Stadion Polonii Piła
- Location: Bydgoska 76, 64-920 Piła, Poland
- Coordinates: 53°09′20″N 16°45′11″E﻿ / ﻿53.15556°N 16.75306°E
- Capacity: 12,000
- Length: 0.3488 km

= Polonia Piła Stadium =

Speedway stadium in Piła, Poland

The Polonia Piła Stadium (Stadion Polonii Piła) also known as Municipal Sports and Recreation Centre (Miejski Ośrodek Sportu i Rekreacji (MOSiR)) is a 12,000-capacity motorcycle speedway and association football stadium in Piła, Poland.

The venue is used by the speedway team Polonia Piła, who compete in the Team Speedway Polish Championship.

==History==
The stadium was built in 1927 and 1928 and was called the Erika-Sportplatz. In 1956, the Polonia Piła speedway team moved to the stadium and remained there from 1956 until 1967. Only sporadic speedway meetings were held afterwards and then ceased altogether.

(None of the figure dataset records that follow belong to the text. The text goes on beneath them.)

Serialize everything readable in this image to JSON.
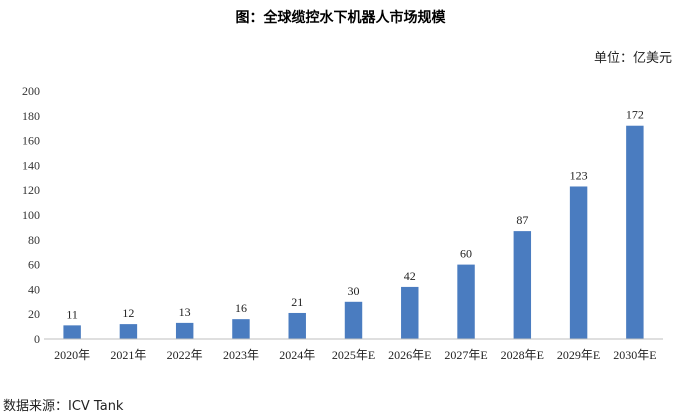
{
  "header": {
    "title": "图：全球缆控水下机器人市场规模",
    "unit": "单位：亿美元"
  },
  "footer": {
    "source": "数据来源：ICV Tank"
  },
  "colors": {
    "bar": "#4a7cc0",
    "axis": "#bfbfbf"
  },
  "chart_data": {
    "type": "bar",
    "title": "图：全球缆控水下机器人市场规模",
    "ylabel": "单位：亿美元",
    "categories": [
      "2020年",
      "2021年",
      "2022年",
      "2023年",
      "2024年",
      "2025年E",
      "2026年E",
      "2027年E",
      "2028年E",
      "2029年E",
      "2030年E"
    ],
    "values": [
      11,
      12,
      13,
      16,
      21,
      30,
      42,
      60,
      87,
      123,
      172
    ],
    "ylim": [
      0,
      200
    ],
    "yticks": [
      0,
      20,
      40,
      60,
      80,
      100,
      120,
      140,
      160,
      180,
      200
    ],
    "grid": false,
    "legend": "none",
    "data_labels": true
  }
}
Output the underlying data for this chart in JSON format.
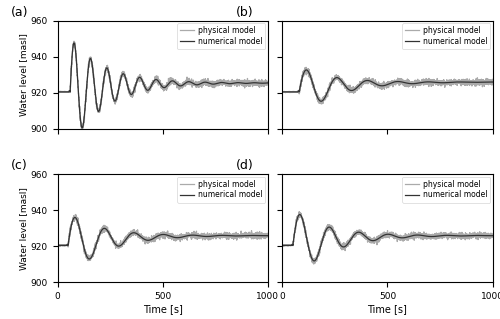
{
  "title_a": "(a)",
  "title_b": "(b)",
  "title_c": "(c)",
  "title_d": "(d)",
  "xlabel": "Time [s]",
  "ylabel": "Water level [masl]",
  "xlim": [
    0,
    1000
  ],
  "ylim": [
    900,
    960
  ],
  "yticks": [
    900,
    920,
    940,
    960
  ],
  "xticks": [
    0,
    500,
    1000
  ],
  "legend_physical": "physical model",
  "legend_numerical": "numerical model",
  "physical_color": "#aaaaaa",
  "numerical_color": "#333333",
  "background_color": "#ffffff",
  "base_level": 920.5,
  "settle_a": 925.5,
  "settle_bcd": 926.0,
  "t_start_a": 60,
  "t_start_b": 80,
  "t_start_cd": 50,
  "amplitude_a": 30,
  "amplitude_b": 14,
  "amplitude_c": 18,
  "amplitude_d": 20,
  "decay_a": 0.006,
  "decay_b": 0.006,
  "decay_c": 0.006,
  "decay_d": 0.006,
  "period_a": 78,
  "period_b": 145,
  "period_c": 140,
  "period_d": 140,
  "noise_scale_phys": 0.8,
  "lw_num": 0.9,
  "lw_phys": 0.9
}
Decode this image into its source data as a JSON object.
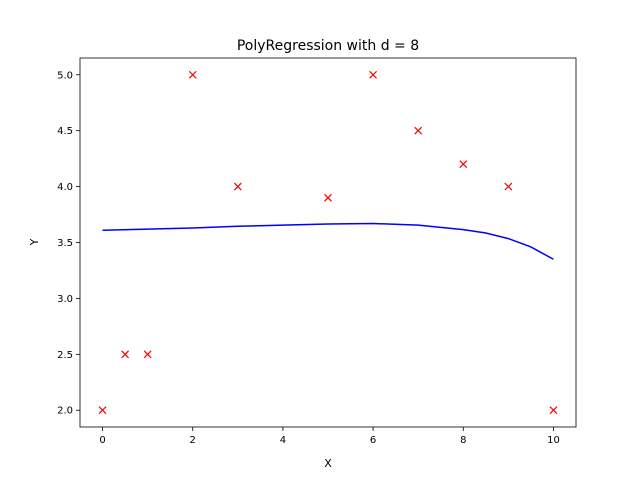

It was not until 1990 that work began on rebuilding the speedway track and in 1992 Polonia Piła returned for the 1992 Polish speedway season. At the same time the east stand underwent renovation.

In 1997, the venue hosted the 1997 Speedway World Team Cup final and the following year hosted the final of the 1998 Speedway Under-21 World Championship.

In 2021, it was announced with the help of government funding that a PLN 16.65 million renovation project would begin in 2022.